Edie (Megalyn Echikunwoke), on the other hand, has too much going on. She’s known Julia and Leon all her life, even going to Thanksgiving at their house, so learning one of her mom’s closest friends is also her dad is a bit… convenient? Complicated? Both? Toss in a relationship problem with her husband (who’s Julia’s ex-boyfriend from college) and a romantic spark with her opposing counsel — oh, did I forget to mention she’s a lawyer, so of course she’ll handle Leon’s case? — and suddenly this messy family life just skewed way too far into overt melodrama.
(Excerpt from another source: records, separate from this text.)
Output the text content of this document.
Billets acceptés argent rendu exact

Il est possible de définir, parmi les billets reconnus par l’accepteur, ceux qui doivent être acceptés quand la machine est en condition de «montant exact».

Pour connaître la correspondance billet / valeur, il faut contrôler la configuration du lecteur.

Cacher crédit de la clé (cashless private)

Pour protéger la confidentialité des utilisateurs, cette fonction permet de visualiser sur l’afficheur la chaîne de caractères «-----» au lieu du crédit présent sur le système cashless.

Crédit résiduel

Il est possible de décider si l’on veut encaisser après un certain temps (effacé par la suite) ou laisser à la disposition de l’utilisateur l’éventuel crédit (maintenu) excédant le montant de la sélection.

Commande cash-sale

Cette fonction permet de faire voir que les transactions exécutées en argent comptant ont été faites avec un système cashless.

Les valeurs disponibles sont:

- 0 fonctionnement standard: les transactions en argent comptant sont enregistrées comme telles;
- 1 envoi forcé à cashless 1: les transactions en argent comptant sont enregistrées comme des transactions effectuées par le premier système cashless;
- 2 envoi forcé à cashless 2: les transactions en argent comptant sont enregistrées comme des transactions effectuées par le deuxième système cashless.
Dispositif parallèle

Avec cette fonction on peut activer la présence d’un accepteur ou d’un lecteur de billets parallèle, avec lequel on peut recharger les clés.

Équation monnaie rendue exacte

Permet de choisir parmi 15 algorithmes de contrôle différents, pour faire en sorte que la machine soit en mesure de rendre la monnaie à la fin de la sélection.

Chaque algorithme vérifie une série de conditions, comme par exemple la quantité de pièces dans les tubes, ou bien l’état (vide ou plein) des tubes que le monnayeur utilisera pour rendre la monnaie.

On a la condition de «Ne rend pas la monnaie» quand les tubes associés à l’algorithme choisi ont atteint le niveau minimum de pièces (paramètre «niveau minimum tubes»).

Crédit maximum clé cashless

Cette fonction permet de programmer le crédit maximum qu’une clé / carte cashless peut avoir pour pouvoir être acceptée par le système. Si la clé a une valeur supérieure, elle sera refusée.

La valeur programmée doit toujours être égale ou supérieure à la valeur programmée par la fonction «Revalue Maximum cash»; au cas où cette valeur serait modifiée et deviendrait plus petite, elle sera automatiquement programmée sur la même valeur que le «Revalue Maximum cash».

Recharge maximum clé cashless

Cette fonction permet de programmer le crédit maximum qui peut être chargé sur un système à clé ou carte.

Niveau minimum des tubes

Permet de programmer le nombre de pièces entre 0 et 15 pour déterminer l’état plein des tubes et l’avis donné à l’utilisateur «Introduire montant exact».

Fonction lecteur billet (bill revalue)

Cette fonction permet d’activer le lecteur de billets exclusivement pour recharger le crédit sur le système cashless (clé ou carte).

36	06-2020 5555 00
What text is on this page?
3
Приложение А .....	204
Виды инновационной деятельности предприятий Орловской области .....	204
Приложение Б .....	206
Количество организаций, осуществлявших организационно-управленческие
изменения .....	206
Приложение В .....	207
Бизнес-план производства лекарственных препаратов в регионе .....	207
“Almost Family” is based on an Australian original series called “Sisters,” and yet there’s not enough focus on what would naturally bring these three women together. Sure, it’s easy to see why they’d meet and maybe keep in touch, but anything more feels overly manufactured. Leon’s role as a redemptive figure only further muddles the murky waters, and the ongoing tonal inconsistencies push “Almost Family” out of an endearing family drama and into the realm of impossibility. A show tackling such important topics can’t survive out there, nor can it so easily exist as broadcast TV escapism. Better to just let this one go — just like you can choose your own family, you can also choose what TV to watch with them.

Grade: D+

“Almost Family” premieres Wednesday, October 2 at 9 p.m. ET on Fox.